Foreign Affairs
We are two countries girded for the war,
Whisking our scouts across the pricked frontier
To ravage in each other’s fields, cut lines
Along the lacework of strategic nerves,
Loot stores; while here and there,
In ambushes that trace a valley’s curves,
Stark witness to the dangerous charge we bear,
A house ignites, a train’s derailed, a bridge
Blows up sky-high, and water floods the mines.
Who first attacked? Who turned the other cheek?
Aggression perpetuated is as soon
Denied, and insult rubbed into the injury
By cunning agents trained in these affairs,
With whom it’s touch-and-go, don’t-tread-on-me,
I-dare-you-to, keep-off, and kiss-my-hand.

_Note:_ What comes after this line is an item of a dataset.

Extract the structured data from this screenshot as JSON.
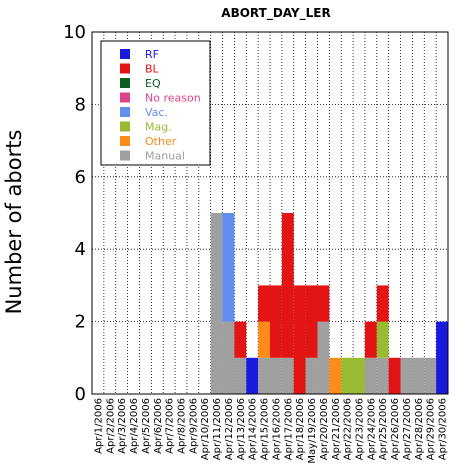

Tempers could sharpen knives, and do; we live
In stares provocative
Where frowning headlines scare the coffee cream
And doomsday is the eighth day of the week.

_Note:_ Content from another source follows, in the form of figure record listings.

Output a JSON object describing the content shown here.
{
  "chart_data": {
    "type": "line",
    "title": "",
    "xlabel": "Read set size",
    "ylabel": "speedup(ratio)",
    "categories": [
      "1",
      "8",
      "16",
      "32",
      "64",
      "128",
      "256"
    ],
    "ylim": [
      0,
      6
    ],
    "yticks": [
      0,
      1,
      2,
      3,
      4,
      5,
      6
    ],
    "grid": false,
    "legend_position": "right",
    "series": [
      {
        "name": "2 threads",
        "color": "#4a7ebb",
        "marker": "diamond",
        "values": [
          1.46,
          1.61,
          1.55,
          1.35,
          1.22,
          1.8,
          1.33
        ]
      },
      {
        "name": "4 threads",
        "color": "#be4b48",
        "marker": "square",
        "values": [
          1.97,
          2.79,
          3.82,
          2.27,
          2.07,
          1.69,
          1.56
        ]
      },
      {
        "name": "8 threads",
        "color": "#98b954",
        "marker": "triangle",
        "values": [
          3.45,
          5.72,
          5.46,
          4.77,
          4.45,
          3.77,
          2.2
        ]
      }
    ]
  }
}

Our exit through the slammed and final door
Is twenty times rehearsed, but when we face
The imminence of cataclysmic rupture,
A lesser pride goes down upon its knees.
Two countries separated by desire!—
Whose diplomats speed back an forth by plane,
Portmanteaus stuffed with fresh apologies
Outdated by events before they land.
Negotiations wear them out: they’re driven mad
Between the protocols of tears and rapture.
Locked in our fated and contiguous selves,
These worlds that too much agitate each other,
Interdependencies from hip to head,
Twin principalities both slave and free,
We coexist, proclaiming Peace together.
Tell me no lies! We are divided nations
With malcontents by thousands in our streets,
These thousands torn by inbred revolutions.
A triumph is demanded, not moral victories
Deduced from small advances, small retreats.
Are the gods of our fathers not still daemonic?
On the steps of the Capitol
The outraged lion of our years roars panic,
And we suffer the guilty cowardice of the will,
Gathering its bankrupt slogans up for flight
Like gold from ruined treasuries.
And yet, and yet, although the murmur rises,
We are what we are, and only life surprises.